A comunhão entre o orador e sua audiência

Cansei de ver oradores preparando seus discursos, imaginando causar um grande impacto naqueles que iriam ouvi-los. Confiantes no poder revolucionário dos conteúdos que tinham a apresentar, acreditavam que provocariam uma mudança radical em seus ouvintes. O resultado, porém, quase sempre foi bem diferente do esperado. Invariavelmente, o que aconteceu, nesses casos, foi uma recepção fria à mensagem apresentada, a qual não apenas não resultou em mudança alguma, como chegou até a despertar o desprezo em relação ao orador.

Na verdade, é incrivelmente raro um palestrante conseguir fazer com que, por meio de seu discurso, uma audiência mude seu pensamento. Não digo que não seja possível, mas é algo muito difícil de acontecer. Geralmente, as pessoas não ouvem uma palestra para alterar as ideias que elas têm das coisas. Elas ouvem-na para reforçar as convicções que já possuem.

Aliás, esta é a própria definição de retórica: um discurso que parte das crenças que o público já carrega consigo.

Fica claro, portanto, que quem delimita as fronteiras do que vai ser abordado não é o orador, mas sua audiência. O que há, de fato, é um acordo entre eles, como se fosse um acerto prévio sobre quais são os limites do que deve ser dito e até onde se pode chegar. O que ultrapassa essas fronteiras é considerado uma quebra desse concerto e o orador que comete esse erro acaba causando o inverso da mudança que espera provocar, ou seja, a rejeição ao que ele está apresentando.

Sendo assim, um discurso está longe de ser um espetáculo de um homem só. Trata-se bem mais de uma comunhão, onde há, é verdade, alguém que detém a palavra, mas que não está livre para dizer o que quer, senão para explorar aquilo que se encontra dentro dos limites impostos pelo acerto silencioso que mantém com a audiência que se dispõe a escutá-lo.

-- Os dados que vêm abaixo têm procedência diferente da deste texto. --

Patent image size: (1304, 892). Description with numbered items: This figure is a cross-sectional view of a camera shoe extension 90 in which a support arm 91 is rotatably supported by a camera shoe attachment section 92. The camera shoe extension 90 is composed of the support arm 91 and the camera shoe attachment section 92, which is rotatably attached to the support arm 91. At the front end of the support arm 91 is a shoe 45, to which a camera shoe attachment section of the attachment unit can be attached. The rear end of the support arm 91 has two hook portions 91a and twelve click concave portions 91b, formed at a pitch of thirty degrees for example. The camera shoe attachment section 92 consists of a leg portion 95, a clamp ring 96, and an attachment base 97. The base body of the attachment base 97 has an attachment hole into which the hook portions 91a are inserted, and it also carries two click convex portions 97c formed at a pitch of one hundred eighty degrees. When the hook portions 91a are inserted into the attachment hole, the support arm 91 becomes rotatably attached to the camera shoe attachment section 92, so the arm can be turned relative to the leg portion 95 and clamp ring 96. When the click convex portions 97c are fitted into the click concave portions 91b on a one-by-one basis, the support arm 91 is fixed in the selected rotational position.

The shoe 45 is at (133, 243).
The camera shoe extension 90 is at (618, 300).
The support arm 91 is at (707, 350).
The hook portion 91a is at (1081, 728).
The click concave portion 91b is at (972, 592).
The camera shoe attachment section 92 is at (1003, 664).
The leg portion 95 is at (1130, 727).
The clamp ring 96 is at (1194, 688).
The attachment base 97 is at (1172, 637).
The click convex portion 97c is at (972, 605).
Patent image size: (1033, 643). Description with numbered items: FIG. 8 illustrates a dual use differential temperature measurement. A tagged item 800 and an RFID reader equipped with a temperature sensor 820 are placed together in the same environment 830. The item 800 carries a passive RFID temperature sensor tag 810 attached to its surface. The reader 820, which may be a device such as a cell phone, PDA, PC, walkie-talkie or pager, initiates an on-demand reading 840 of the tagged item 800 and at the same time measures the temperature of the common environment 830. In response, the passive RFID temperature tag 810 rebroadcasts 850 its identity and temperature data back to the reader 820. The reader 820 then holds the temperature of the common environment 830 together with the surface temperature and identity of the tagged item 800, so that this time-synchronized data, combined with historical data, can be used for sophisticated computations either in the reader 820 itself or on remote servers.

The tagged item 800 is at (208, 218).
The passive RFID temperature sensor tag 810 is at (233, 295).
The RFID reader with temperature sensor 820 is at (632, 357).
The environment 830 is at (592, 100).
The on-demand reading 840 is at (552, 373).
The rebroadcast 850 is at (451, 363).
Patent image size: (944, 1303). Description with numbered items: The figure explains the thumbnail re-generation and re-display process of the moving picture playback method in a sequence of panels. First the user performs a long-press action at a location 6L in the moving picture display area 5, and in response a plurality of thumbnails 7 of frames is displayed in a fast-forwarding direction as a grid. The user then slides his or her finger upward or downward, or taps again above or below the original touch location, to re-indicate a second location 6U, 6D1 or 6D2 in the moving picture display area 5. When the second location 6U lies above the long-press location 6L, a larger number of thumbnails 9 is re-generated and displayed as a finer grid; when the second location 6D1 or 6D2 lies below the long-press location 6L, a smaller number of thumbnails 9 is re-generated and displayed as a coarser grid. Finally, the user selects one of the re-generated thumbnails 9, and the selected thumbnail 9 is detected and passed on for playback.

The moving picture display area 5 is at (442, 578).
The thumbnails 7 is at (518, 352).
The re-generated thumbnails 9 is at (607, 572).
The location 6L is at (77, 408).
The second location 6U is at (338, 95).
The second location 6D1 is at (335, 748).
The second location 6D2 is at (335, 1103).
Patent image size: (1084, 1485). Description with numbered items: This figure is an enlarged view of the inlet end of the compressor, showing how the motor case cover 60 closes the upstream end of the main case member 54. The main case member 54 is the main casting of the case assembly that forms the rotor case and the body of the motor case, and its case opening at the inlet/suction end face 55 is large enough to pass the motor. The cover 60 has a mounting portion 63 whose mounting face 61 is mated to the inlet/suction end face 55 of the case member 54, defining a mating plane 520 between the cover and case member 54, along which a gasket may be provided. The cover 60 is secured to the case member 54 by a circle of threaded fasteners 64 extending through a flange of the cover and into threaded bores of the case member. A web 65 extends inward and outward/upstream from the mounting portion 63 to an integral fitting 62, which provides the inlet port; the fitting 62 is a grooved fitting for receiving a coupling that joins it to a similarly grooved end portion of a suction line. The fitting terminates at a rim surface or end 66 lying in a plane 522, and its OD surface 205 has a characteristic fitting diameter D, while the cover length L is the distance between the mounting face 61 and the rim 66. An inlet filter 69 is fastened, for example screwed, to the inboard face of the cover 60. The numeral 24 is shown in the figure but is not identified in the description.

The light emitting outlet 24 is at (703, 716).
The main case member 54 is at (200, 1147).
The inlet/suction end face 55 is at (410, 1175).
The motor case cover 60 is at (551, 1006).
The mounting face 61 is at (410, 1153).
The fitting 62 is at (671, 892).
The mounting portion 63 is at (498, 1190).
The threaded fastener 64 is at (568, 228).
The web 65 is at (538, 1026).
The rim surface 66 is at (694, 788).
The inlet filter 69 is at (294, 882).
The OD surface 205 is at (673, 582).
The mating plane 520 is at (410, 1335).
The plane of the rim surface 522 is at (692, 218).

Por isso, obtém-se pouco sucesso em uma palestra quando se aposta todas as fichas apenas no material a ser apresentado e não se percebe que o que há entre o orador e a plateia é mais do que a emissão e absorção de uma mensagem. Há, de fato, uma comunidade de espíritos.

O orador e o compartilhamento de si mesmo

Erra quem, ao fazer uma apresentação, se dirige à plateia acreditando que ela está ali apenas absorvendo suas palavras e ideias. Quem pensa que as coisas acontecem assim, geralmente crê que as palavras e as ideias possuem uma força autônoma e que o orador não passa de um mensageiro, um portador isento de um conteúdo que sobrevive por si mesmo.

Porém, as palavras possuem uma função muito específica no discurso, que é a de fazer referência a uma realidade que existe antes e além delas. Palavras são apenas intermediárias, são símbolos que apontam para essa realidade. Porém, elas mesmas, sem a realidade para a qual apontam, não são nada.

Por isso, quem se dirige a uma audiência transmite para ela muito mais do que palavras. Ao falar com o público, o orador transmite – ou tenta transmitir – realidades. E essas realidades residem no mundo, independentemente das palavras e até mesmo das pessoas.

No entanto, essas realidades, apesar de existirem independentemente das pessoas, só podem ser reconhecidas conscientemente pelas pessoas. E nesse processo de reconhecimento, elas não absorvem as realidades mesmas, mas criam, dentro de si, versões dessas realidades.

Quem, por exemplo, se depara, pela primeira vez, com um animal que nunca tinha visto, ao deixar sua presença, leva consigo não o animal mesmo, mas uma imagem dele. Aliás, uma imagem incompleta e, invariavelmente, imperfeita. Daí, quando ele se propõe a comunicar, para outras pessoas, essa imagem do animal que ele carrega consigo, o que ele vai comunicar não é a realidade mesma, mas sua versão dela, a interpretação que ele faz daquilo conheceu.

Ao fazer isso, porém, inescapavelmente, ele acaba por dar um tom pessoal a essa realidade processada dentro dele. Ademais, como essa realidade, que está dentro dele, é uma interpretação pessoal, então ela também acaba sendo única. Assim, o que ele comunica acaba sendo a sua própria realidade.

O fato é que, quando essa realidade é transmitida, ela sai da boca do orador já não mais como uma verdade absoluta e independente, mas, sim, como uma versão da realidade feita pelo próprio orador. E sendo uma versão do orador, o que ele acaba transmitindo diz, geralmente, mais dele mesmo do que da realidade a qual ele se refere.

É por isso que eu afirmo que, no fim das contas, comunicação é mais do que compartilhar suas ideias e conhecimento. Comunicação é compartilhar a si mesmo.